In a medium mixing bowl sift flours and add sour cream, set aside.
Place butter, sugar, white chocolate, baileys, water and vanilla in a saucepan over medium heat and cook until sugar has dissolved and mixture is combined.
Add chocolate baileys mixture to the flour mixing bowl and whisk to combine. Add egg and whisk well to combine.
Divide among patty cases and bake for 25-30 minutes or until an inserted skewer comes out clean.
Method - Icing
Beat the butter until it is white and doubled in size (about 10 minutes), scraping down the edges of the bowl occasionally
Add sifted icing sugar gradually until combined, then add vanilla and whip until fluffy (about 1-2 minutes).
Method - Caramel Popcorn
Line a medium sized baking tray with baking paper. Heat oil in a medium size saucepan. Add a piece of popping corm and when the corn slowly spins the oil is hot enough. Add remaining popcorn.

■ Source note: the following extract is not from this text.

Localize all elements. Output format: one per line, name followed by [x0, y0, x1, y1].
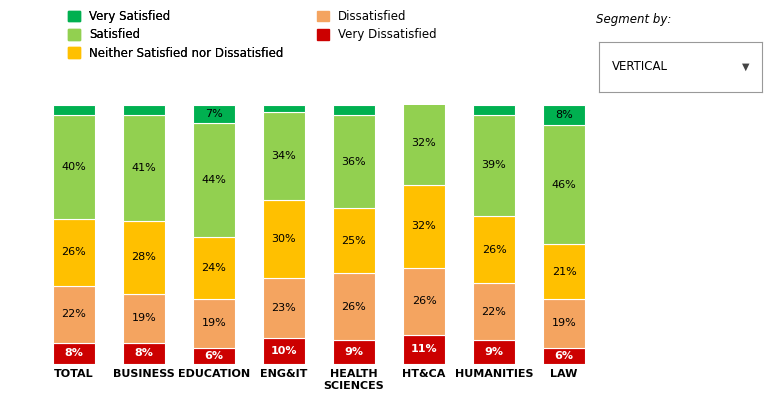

Cover saucepan with a lid and allow popcorn to pop. Popcorn will be ready when you can no longer hear any pops. Transfer popped corn to a mixing bowl and add nuts.
In a small saucepan over medium heat, combine butter, sugar, honey and vanilla. Heat while stirring until sugar has dissolved, then bring to a boil without stirring until mixture turns golden brown. Working quickly, pour caramel over popcorn and nuts and mix to coat evenly. Spread out on the prepared baking tray and allow to cool.
Method - Decoration
To decorate: pipe buttercream icing on to each cupcake using a large round tip. Hold the piping bag upright and keeping it at the centre of the cupcake at all times, squeeze the piping bag until a small amount of buttercream covers the middle of the cupcakes. Be sure not to over pipe as you will need room to stick the popcorn around the icing.
Stick the caramel popcorn around the buttercream to cover the top of the cupcake. Drizzle with store-bought caramel sauce, if desired.